Cabe destacar que a autora acima citada se refere a essa produção identitária fundamentalmente em relação à realidade de São Luiz Gonzaga. Em contrapartida, referindo-se a uma mesma identidade regional bareferindo-seada nos referenciais históricos do passado reducional das Missões, mas com uma realidade voltada para o município de Santo Ângelo, Nagel (apud GONÇALVES; BOFF, 2001, p. 14) chama a atenção para a heterogeneidade étnica da população santo-angelense com múltiplas descendências como alemãs, italianas, polonesas, entre outras. Além do que, a miscigenação entre essas e outras etnias proporcionou um verdadeiro mosaico étnico.
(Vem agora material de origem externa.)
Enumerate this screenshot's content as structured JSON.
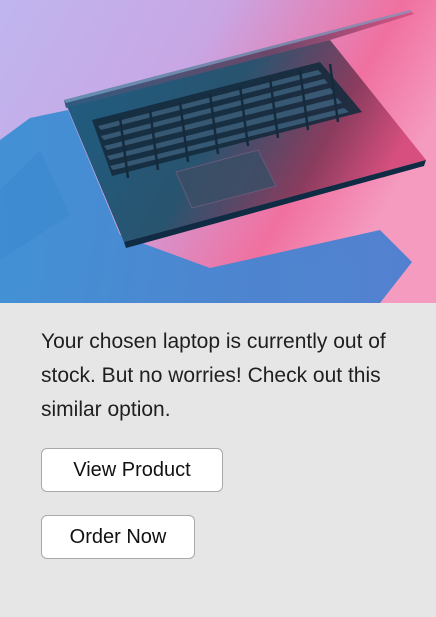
{
  "message": {
    "text": "Your chosen laptop is currently out of stock. But no worries! Check out this similar option."
  },
  "actions": {
    "view_product": "View Product",
    "order_now": "Order Now"
  },
  "colors": {
    "background": "#e6e6e6",
    "button_bg": "#ffffff",
    "button_border": "#a9a9a9",
    "text": "#1f1f1f"
  }
}
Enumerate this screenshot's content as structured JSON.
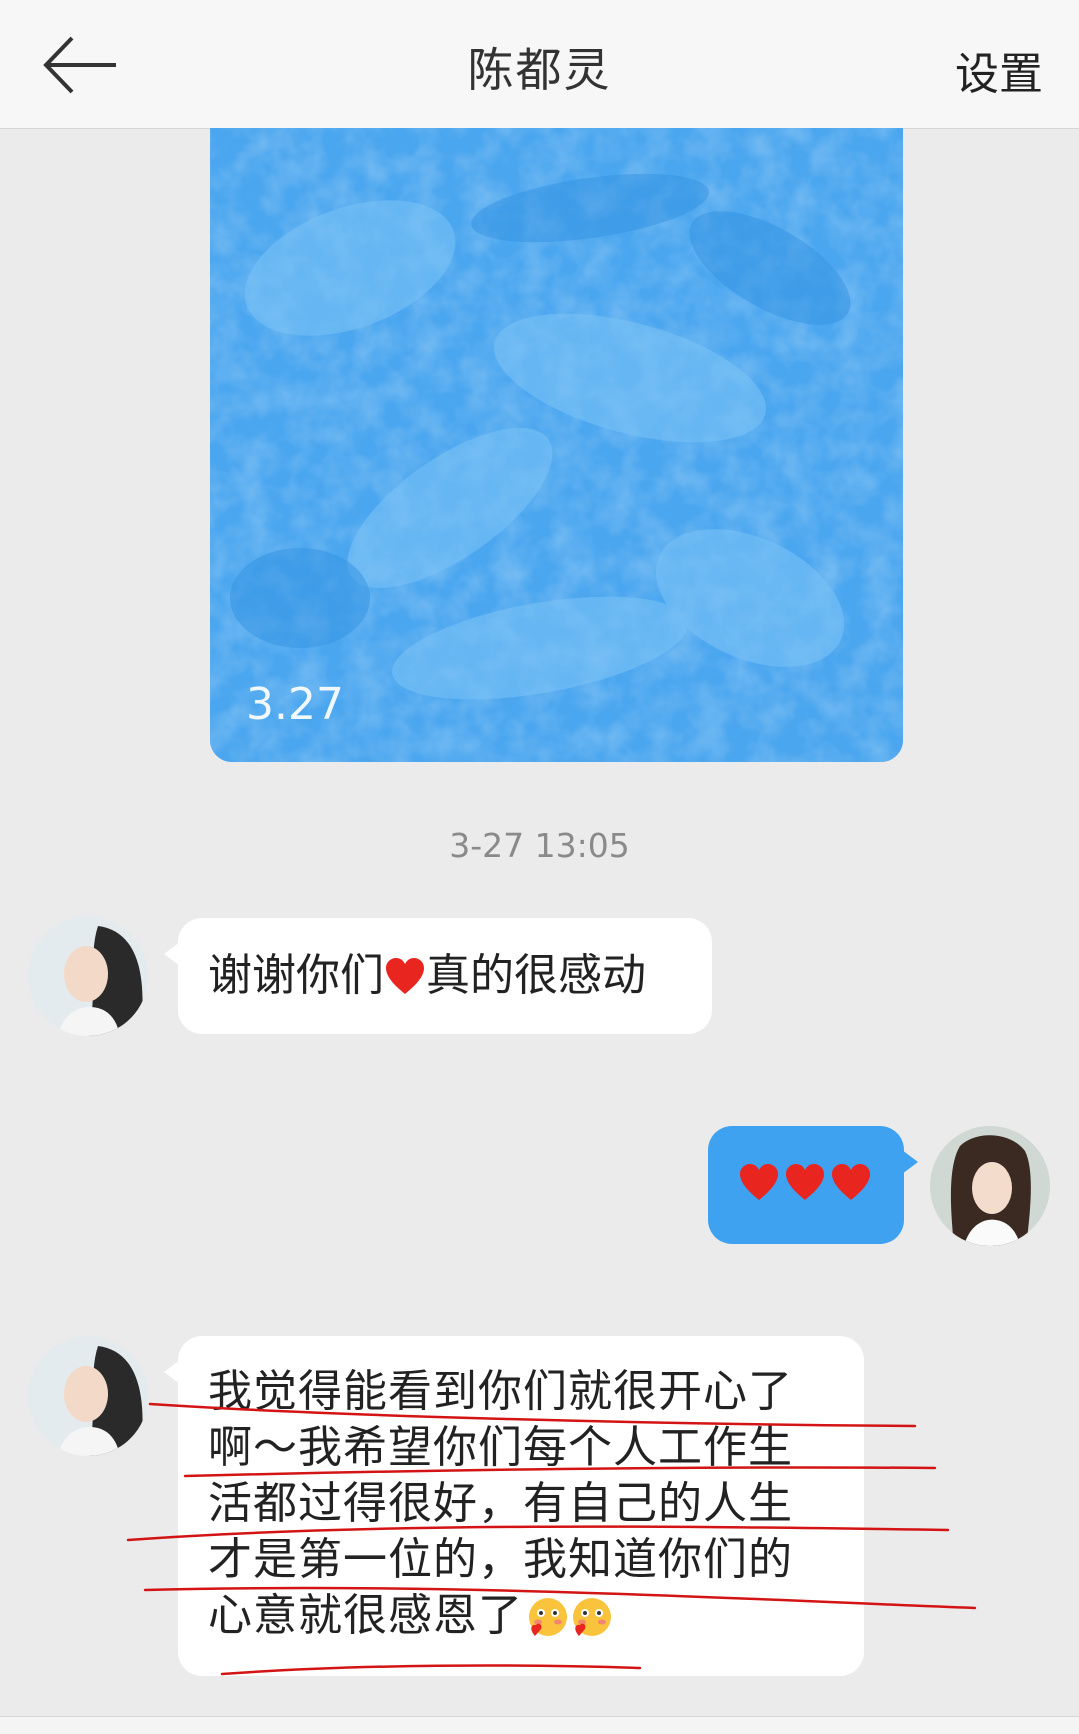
{
  "header": {
    "title": "陈都灵",
    "settings_label": "设置",
    "back_icon": "arrow-left-icon"
  },
  "image_message": {
    "date_label": "3.27",
    "background_color": "#4aa6ef"
  },
  "timestamp": "3-27 13:05",
  "messages": [
    {
      "direction": "incoming",
      "text_before_icon": "谢谢你们",
      "icon": "heart-icon",
      "text_after_icon": "真的很感动"
    },
    {
      "direction": "outgoing",
      "icons": [
        "heart-icon",
        "heart-icon",
        "heart-icon"
      ]
    },
    {
      "direction": "incoming",
      "lines": [
        "我觉得能看到你们就很开心了",
        "啊～我希望你们每个人工作生",
        "活都过得很好，有自己的人生",
        "才是第一位的，我知道你们的",
        "心意就很感恩了"
      ],
      "trailing_icons": [
        "blushing-face-icon",
        "blushing-face-icon"
      ]
    }
  ],
  "colors": {
    "incoming_bubble": "#ffffff",
    "outgoing_bubble": "#3fa2f1",
    "heart": "#e8251f",
    "annotation_red": "#d41414",
    "background": "#ebebeb"
  }
}
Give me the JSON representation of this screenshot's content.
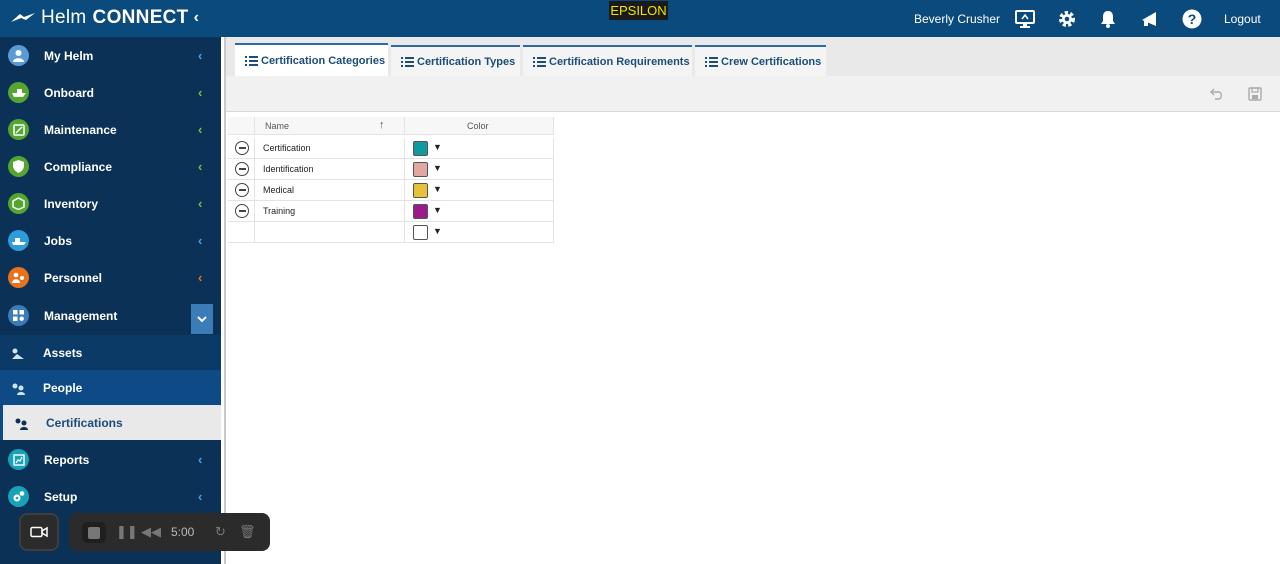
{
  "app": {
    "brand_light": "Helm",
    "brand_bold": "CONNECT",
    "collapse_glyph": "‹",
    "environment": "EPSILON",
    "user_name": "Beverly Crusher",
    "logout_label": "Logout",
    "header_icons": [
      "monitor-help-icon",
      "gear-icon",
      "bell-icon",
      "megaphone-icon",
      "question-icon"
    ]
  },
  "sidebar": {
    "items": [
      {
        "label": "My Helm",
        "icon": "user-icon",
        "icon_color": "#5b9bd5",
        "chevron_color": "#4aa3df"
      },
      {
        "label": "Onboard",
        "icon": "ship-icon",
        "icon_color": "#55a630",
        "chevron_color": "#79c142"
      },
      {
        "label": "Maintenance",
        "icon": "wrench-icon",
        "icon_color": "#55a630",
        "chevron_color": "#79c142"
      },
      {
        "label": "Compliance",
        "icon": "shield-icon",
        "icon_color": "#55a630",
        "chevron_color": "#79c142"
      },
      {
        "label": "Inventory",
        "icon": "box-icon",
        "icon_color": "#55a630",
        "chevron_color": "#79c142"
      },
      {
        "label": "Jobs",
        "icon": "tug-icon",
        "icon_color": "#2d9cdb",
        "chevron_color": "#4aa3df"
      },
      {
        "label": "Personnel",
        "icon": "people-icon",
        "icon_color": "#e8731c",
        "chevron_color": "#e8731c"
      },
      {
        "label": "Management",
        "icon": "grid-icon",
        "icon_color": "#3a7bb8",
        "chevron_color": "#ffffff"
      }
    ],
    "sub_items": [
      {
        "label": "Assets"
      },
      {
        "label": "People"
      },
      {
        "label": "Certifications"
      }
    ],
    "bottom_items": [
      {
        "label": "Reports",
        "icon": "chart-icon",
        "icon_color": "#17a2b8",
        "chevron_color": "#4aa3df"
      },
      {
        "label": "Setup",
        "icon": "gears-icon",
        "icon_color": "#17a2b8",
        "chevron_color": "#4aa3df"
      }
    ]
  },
  "tabs": [
    {
      "label": "Certification Categories",
      "active": true
    },
    {
      "label": "Certification Types",
      "active": false
    },
    {
      "label": "Certification Requirements",
      "active": false
    },
    {
      "label": "Crew Certifications",
      "active": false
    }
  ],
  "grid": {
    "columns": [
      "Name",
      "Color"
    ],
    "sort_glyph": "↑",
    "rows": [
      {
        "name": "Certification",
        "color": "#0f9aa0"
      },
      {
        "name": "Identification",
        "color": "#e0a8a0"
      },
      {
        "name": "Medical",
        "color": "#e6c23a"
      },
      {
        "name": "Training",
        "color": "#9b1b8a"
      },
      {
        "name": "",
        "color": "#ffffff"
      }
    ]
  },
  "recorder": {
    "time": "5:00"
  }
}
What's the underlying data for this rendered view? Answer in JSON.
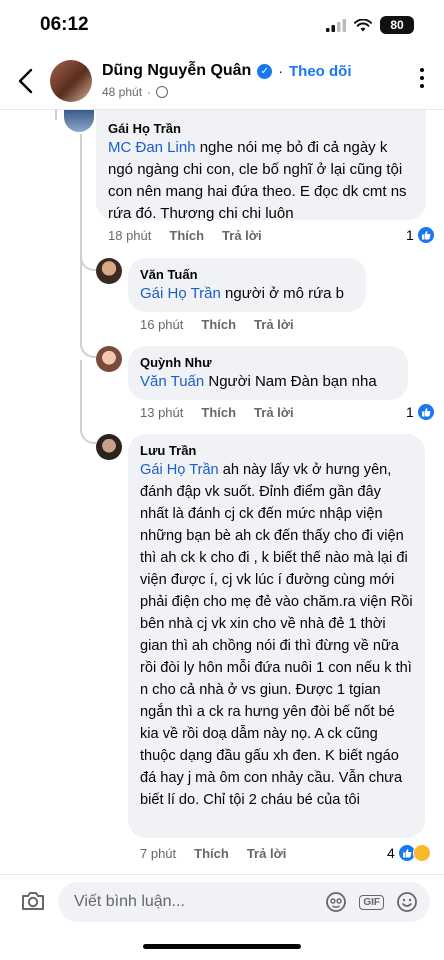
{
  "status": {
    "time": "06:12",
    "battery": "80"
  },
  "header": {
    "name": "Dũng Nguyễn Quân",
    "separator": "·",
    "follow_label": "Theo dõi",
    "time": "48 phút"
  },
  "comments": [
    {
      "author": "Gái Họ Trần",
      "mention": "MC Đan Linh",
      "text": " nghe nói mẹ bỏ đi cả ngày k ngó ngàng chi con, cle bố nghĩ ở lại cũng tội con nên mang hai đứa theo. E đọc dk cmt ns rứa đó. Thương chi chi luôn",
      "time": "18 phút",
      "like": "Thích",
      "reply": "Trả lời",
      "reactions": "1"
    },
    {
      "author": "Văn Tuấn",
      "mention": "Gái Họ Trần",
      "text": " người ở mô rứa b",
      "time": "16 phút",
      "like": "Thích",
      "reply": "Trả lời"
    },
    {
      "author": "Quỳnh Như",
      "mention": "Văn Tuấn",
      "text": " Người Nam Đàn bạn nha",
      "time": "13 phút",
      "like": "Thích",
      "reply": "Trả lời",
      "reactions": "1"
    },
    {
      "author": "Lưu Trần",
      "mention": "Gái Họ Trần",
      "text": " ah này lấy vk ở hưng yên, đánh đập vk suốt. Đỉnh điểm gần đây nhất là đánh cj ck đến mức nhập viện những bạn bè ah ck đến thấy cho đi viện thì ah ck k cho đi , k biết thế nào mà lại đi viện được í, cj vk lúc í đường cùng mới phải điện cho mẹ đẻ vào chăm.ra viện  Rồi bên nhà cj vk xin cho về nhà đẻ 1 thời gian thì ah chồng nói đi thì đừng về nữa rồi đòi ly hôn mỗi đứa nuôi 1 con nếu k thì n cho cả nhà ở vs giun. Được 1 tgian ngắn thì a ck ra hưng yên đòi bế nốt bé kia về rồi doạ dẫm này nọ. A ck cũng thuộc dạng đầu gấu xh đen. K biết ngáo đá hay j mà ôm con nhảy cầu. Vẫn chưa biết lí do. Chỉ tội 2 cháu bé của tôi",
      "time": "7 phút",
      "like": "Thích",
      "reply": "Trả lời",
      "reactions": "4"
    }
  ],
  "composer": {
    "placeholder": "Viết bình luận..."
  }
}
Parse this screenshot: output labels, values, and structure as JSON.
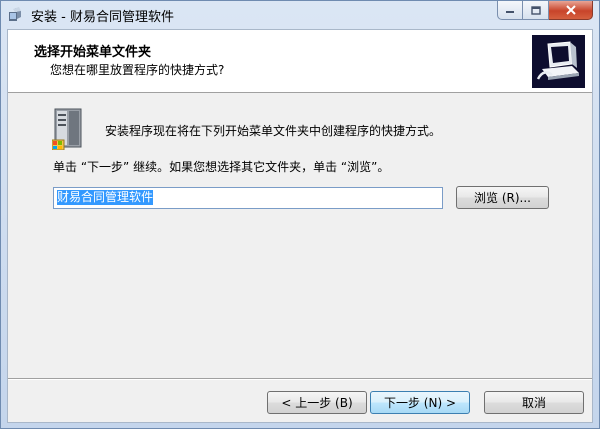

Sendo assim, a autora destaca que a perda das raízes dos referenciais históricos dessas etnias fez com que esses grupos sociais idealizassem no passado histórico da região onde estiveram ou estão inseridos, uma nova face identitária, caracterizada por missioneira e identificada com o passado das reduções dos Sete Povos das Missões. Por mais que essa ideia de ser missioneiro seja uma idealização, “[...] quando abordamos as origens de Santo Ângelo, o que se preserva no imaginário é a constatação de ser missioneiro, precedido da construção da noção de temporalidade, ou seja, associação de tempo às práticas culturais na região [...]” (SANTOS, 2008, p. 195). Além do mais:

Imagem marcante e representativa do imaginário missioneiro santo-angelense é o lugar de memória, a Igreja Angelopolitana, que ocupa lugar de destaque no espaço urbano contemporâneo. Dessa forma, não são os cientistas sociais os únicos responsáveis pelo que foi escolhido, mas também a sociedade, que reconhece nos diversos ícones-vestígios, como a escultura de Cristo e no próprio projeto urbanístico da Catedral Angelopolitana (que apesar de erguida em 1929, procurava os princípios do templo de São Miguel), os atributos históricos que lhe dão e permitem alcançar a legitimidade necessária (SANTOS, 2008, p. 199).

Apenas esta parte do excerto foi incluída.